Lo que podía juzgar y decir fácilmente hallándose solo le era imposible en presencia de Betsi, en quien se encarnaba para él esa fuerza brutal independiente de su voluntad, y dueña, sin embargo, de su vida; delante de ella no podía experimentar sentimiento generoso de amor y perdón.

—Vamos, adiós, querida mía —dijo Betsi, levantándose y abrazando a Anna antes de salir.

Karenin la acompañó hasta la puerta.

—Alexiéi Alexándrovich —dijo Betsi, deteniéndose en medio de la habitación para estrecharle una vez más la mano de una manera significativa—, reconozco que es usted un hombre sinceramente generoso, y lo aprecio tanto que me permitiré darle un consejo, aunque no tengo interés alguno en la cuestión: reciba usted a Vronski, que es el honor personificado, y que marcha mañana a Tashkent.

—Le agradezco su simpatía y consejo, princesa; la cuestión es saber si mi esposa puede o quiere también recibir a alguien: ella lo decidirá.

Pronunció estas palabras con dignidad, elevando las cejas como de costumbre, pero comprendió al punto que, cualesquiera que fuesen sus palabras, esta dignidad no era compatible con su situación. La sonrisa irónica y maligna con que Betsi escuchó sus palabras, lo demostraba lo suficientemente.

XX

D
ESPUÉS
de despedirse de Betsi, Karenin volvió a la habitación de su esposa; Anna seguía ocupando su silla, mas al oír los pasos de su marido, se levantó precipitadamente, y lo miró con expresión de espanto. Karenin reconoció que había llorado.

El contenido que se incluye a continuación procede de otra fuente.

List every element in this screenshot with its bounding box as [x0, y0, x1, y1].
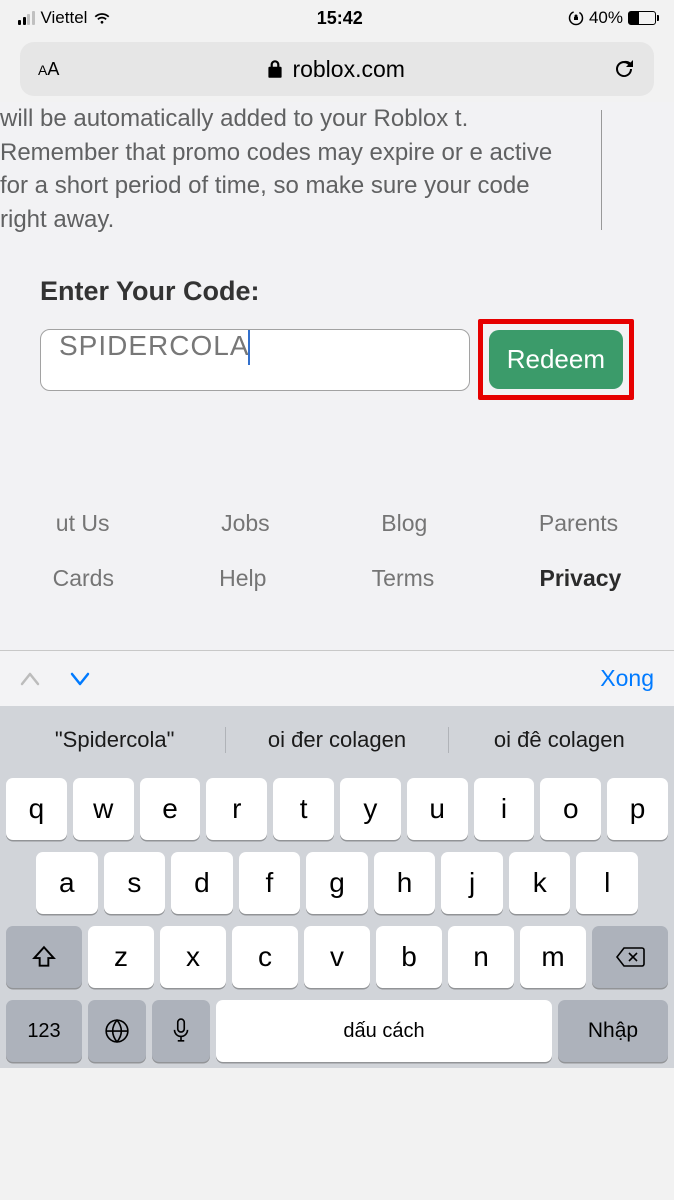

—Te agradezco mucho tu confianza —dijo con dulzura, repitiendo en ruso la contestación que había dado en francés delante de Betsi; esta manera de tutear en ruso irritaba a Anna, a pesar suyo—; te agradezco tu resolución, porque me parece, como a ti, que desde el momento en que el conde Vronski se marcha, no hay necesidad de recibirlo. Por otra parte…

—Pero, puesto que lo he dicho, ¿a qué hablar más del asunto? —interrumpió Anna, con una irritación que no podía dominar.

«Para nada necesita —pensó— un hombre que ha querido matarse despedirse de la mujer a quien ama, y que, por su parte, no puede vivir sin él. ¡Para nada!»

Anna oprimió los labios, fijó la mirada de sus brillantes ojos en las venas dilatadas de las manos de su marido, que este frotaba porfiadamente una contra otra.

—No hablemos más de eso —añadió con más calma.

—Te he dejado en plena libertad de resolver esta cuestión y me alegro de ver… —comenzó a decir de nuevo Alexiéi Alexándrovich.

—Que mis deseos están conformes con los de usted —añadió Anna vivamente, completando la frase y enojada al oírle hablar tan despacio, cuando ella sabía de antemano lo que iba a decirle.

—Sí —dijo Alexiéi Alexándrovich—; la princesa Tverskaia hace muy mal en mezclarse en asuntos de familia penosos; y además…

—No creo nada de lo que cuentan de ella —dijo Anna—; solo sé que me quiere sinceramente.

Alexiéi Alexándrovich suspiró y calló; Anna jugaba nerviosamente con el cordón de su bata, y de cuando en cuando miraba a su esposo con ese sentimiento de repulsión física de que se acusaba, aunque sin poder reprimirlo. Su mayor deseo en aquel instante era estar sola.

—He dado orden para que vayan a buscar al doctor —dijo Karenin.

—¿Para qué? Ya estoy buena.

—Para la niña, que llora mucho; dicen que la nodriza tiene poca leche.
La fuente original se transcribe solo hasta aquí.